Vaidhyanathan, an economist with the State-funded Madras
Institute of Development Studies.
When in power, the two parties have been indulging in imprudent
competitive populism over the past three decades. If the AIADMK
Government in 1991 came up with the free dhothi and saree scheme
for the poor, the succeeding DMK regime, instead of targeting the
scheme, added another 40 lakh beneficiaries to it and spent
another Rs. 30 crores. And, in the heartland of populism, where
free power to farmers and Rs. 3.50 per kg of rice for all,
including the affluent, continue at a cost of Rs. 1,732 crores,
the State has coughed up a whopping Rs. 5,465 crores this year
towards subsidies alone.
While Andhra Pradesh and Karnataka too have huge dole bills, they
have made significant efforts to target subsidies, particularly
for food and power.
The previous DMK Government had begun some half-hearted measures
of targeting subsidies, but retreated to populism and pampering
of government staff after it received a severe drubbing in the
1998 Lok Sabha elections. This caused serious cash imbalances.

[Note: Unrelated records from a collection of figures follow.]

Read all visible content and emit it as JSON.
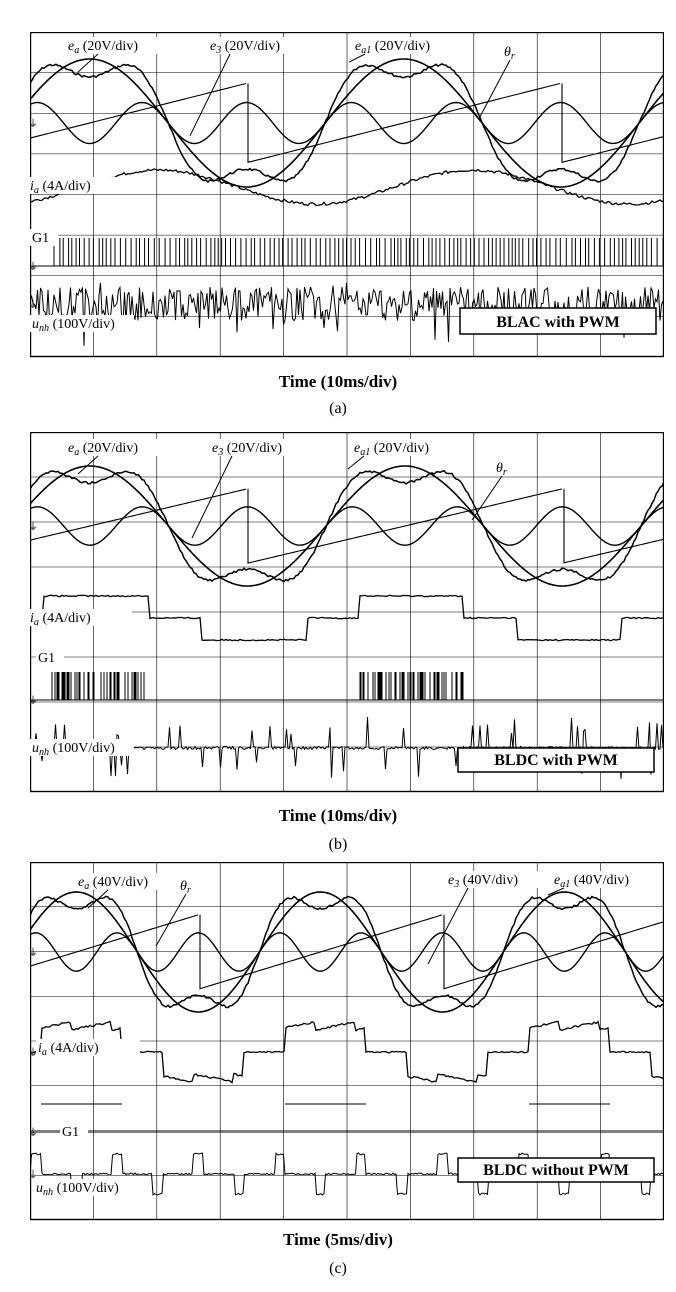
{
  "panels": [
    {
      "id": "a",
      "sublabel": "(a)",
      "xlabel": "Time (10ms/div)",
      "mode_box": "BLAC with PWM",
      "labels": {
        "ea": {
          "sym": "e",
          "sub": "a",
          "scale": " (20V/div)"
        },
        "e3": {
          "sym": "e",
          "sub": "3",
          "scale": " (20V/div)"
        },
        "ea1": {
          "sym": "e",
          "sub": "a1",
          "scale": " (20V/div)"
        },
        "theta": {
          "sym": "θ",
          "sub": "r",
          "scale": ""
        },
        "ia": {
          "sym": "i",
          "sub": "a",
          "scale": " (4A/div)"
        },
        "g1": {
          "sym": "G1",
          "sub": "",
          "scale": ""
        },
        "unh": {
          "sym": "u",
          "sub": "nh",
          "scale": " (100V/div)"
        }
      },
      "chart_data": {
        "type": "line",
        "grid": true,
        "divisions": {
          "x": 10,
          "y": 8
        },
        "time_per_div_ms": 10,
        "electrical_periods_shown": 2.0,
        "current_shape": "sinusoidal",
        "gate_pattern": "continuous PWM",
        "series": [
          "e_a",
          "e_3",
          "e_a1",
          "θ_r",
          "i_a",
          "G1",
          "u_nh"
        ]
      }
    },
    {
      "id": "b",
      "sublabel": "(b)",
      "xlabel": "Time (10ms/div)",
      "mode_box": "BLDC with PWM",
      "labels": {
        "ea": {
          "sym": "e",
          "sub": "a",
          "scale": " (20V/div)"
        },
        "e3": {
          "sym": "e",
          "sub": "3",
          "scale": " (20V/div)"
        },
        "ea1": {
          "sym": "e",
          "sub": "a1",
          "scale": " (20V/div)"
        },
        "theta": {
          "sym": "θ",
          "sub": "r",
          "scale": ""
        },
        "ia": {
          "sym": "i",
          "sub": "a",
          "scale": " (4A/div)"
        },
        "g1": {
          "sym": "G1",
          "sub": "",
          "scale": ""
        },
        "unh": {
          "sym": "u",
          "sub": "nh",
          "scale": " (100V/div)"
        }
      },
      "chart_data": {
        "type": "line",
        "grid": true,
        "divisions": {
          "x": 10,
          "y": 8
        },
        "time_per_div_ms": 10,
        "electrical_periods_shown": 2.0,
        "current_shape": "quasi-square (120° conduction)",
        "gate_pattern": "PWM during conduction interval",
        "series": [
          "e_a",
          "e_3",
          "e_a1",
          "θ_r",
          "i_a",
          "G1",
          "u_nh"
        ]
      }
    },
    {
      "id": "c",
      "sublabel": "(c)",
      "xlabel": "Time (5ms/div)",
      "mode_box": "BLDC without PWM",
      "labels": {
        "ea": {
          "sym": "e",
          "sub": "a",
          "scale": " (40V/div)"
        },
        "e3": {
          "sym": "e",
          "sub": "3",
          "scale": " (40V/div)"
        },
        "ea1": {
          "sym": "e",
          "sub": "a1",
          "scale": " (40V/div)"
        },
        "theta": {
          "sym": "θ",
          "sub": "r",
          "scale": ""
        },
        "ia": {
          "sym": "i",
          "sub": "a",
          "scale": " (4A/div)"
        },
        "g1": {
          "sym": "G1",
          "sub": "",
          "scale": ""
        },
        "unh": {
          "sym": "u",
          "sub": "nh",
          "scale": " (100V/div)"
        }
      },
      "chart_data": {
        "type": "line",
        "grid": true,
        "divisions": {
          "x": 10,
          "y": 8
        },
        "time_per_div_ms": 5,
        "electrical_periods_shown": 2.0,
        "current_shape": "quasi-square with ripple",
        "gate_pattern": "single pulse per period",
        "series": [
          "e_a",
          "e_3",
          "e_a1",
          "θ_r",
          "i_a",
          "G1",
          "u_nh"
        ]
      }
    }
  ]
}
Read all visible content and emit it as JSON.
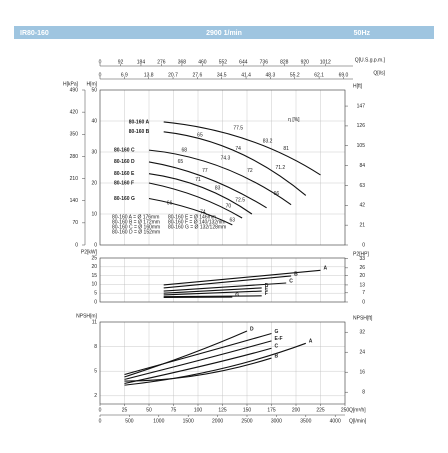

Officials say the principal reason for the sudden depletion of
cash reserves was the former DMK regime's decision to raise the
salaries and pensions of government employees on a par with
Central Pay Commission recommendations with retrospective effect.
The salary and pension bills shot up to over Rs. 10,000 crores in
1999-2000 from Rs. 5,018 crores in 1995-96.
Unfortunately for the present AIADMK regime, the revenue growth
rate, which was about 17 per cent last year, has dropped to an
all-time low of 4 per cent. The answer to the empty coffers and
the gross fiscal deficit of Rs. 5,781 crores lies only in
boarding the reforms bus.
The World Bank has already dubbed Tamil Nadu a ``non-reforming
State''. It is perhaps the only State yet to agree to initiate
fiscal reforms for availing of the ``fiscal reforms facility
fund'' of the Central Government.
For, that means harsh measures at all levels. Cuts in doles,
targeting subsidies, divestment and privatisation of loss-making
State undertakings, drastic slash in administrative expenditure,
particularly perks of the government employees and increasing
power and bus tariff.
But the ruling AIADMK is not yet prepared for risky reform
options. Soon after riding back to power in May, the AIADMK
chief, Ms. Jayalalithaa, despite the financial crunch, waived
loans for farmers and hiked salaries for MLAs and
Ministers.Though the Finance Minister, Mr. C. Ponnaiyan,
fulminates at the erstwhile DMK regime for the unprecedented
financial crisis, he is yet to unveil a fiscal reform package.
Clearly, the profligacy ride cannot continue anymore. Populism
will have to take the backseat. And, tough reforms cannot wait
any longer. Perhaps, not even for the ``puppet'' regime to end.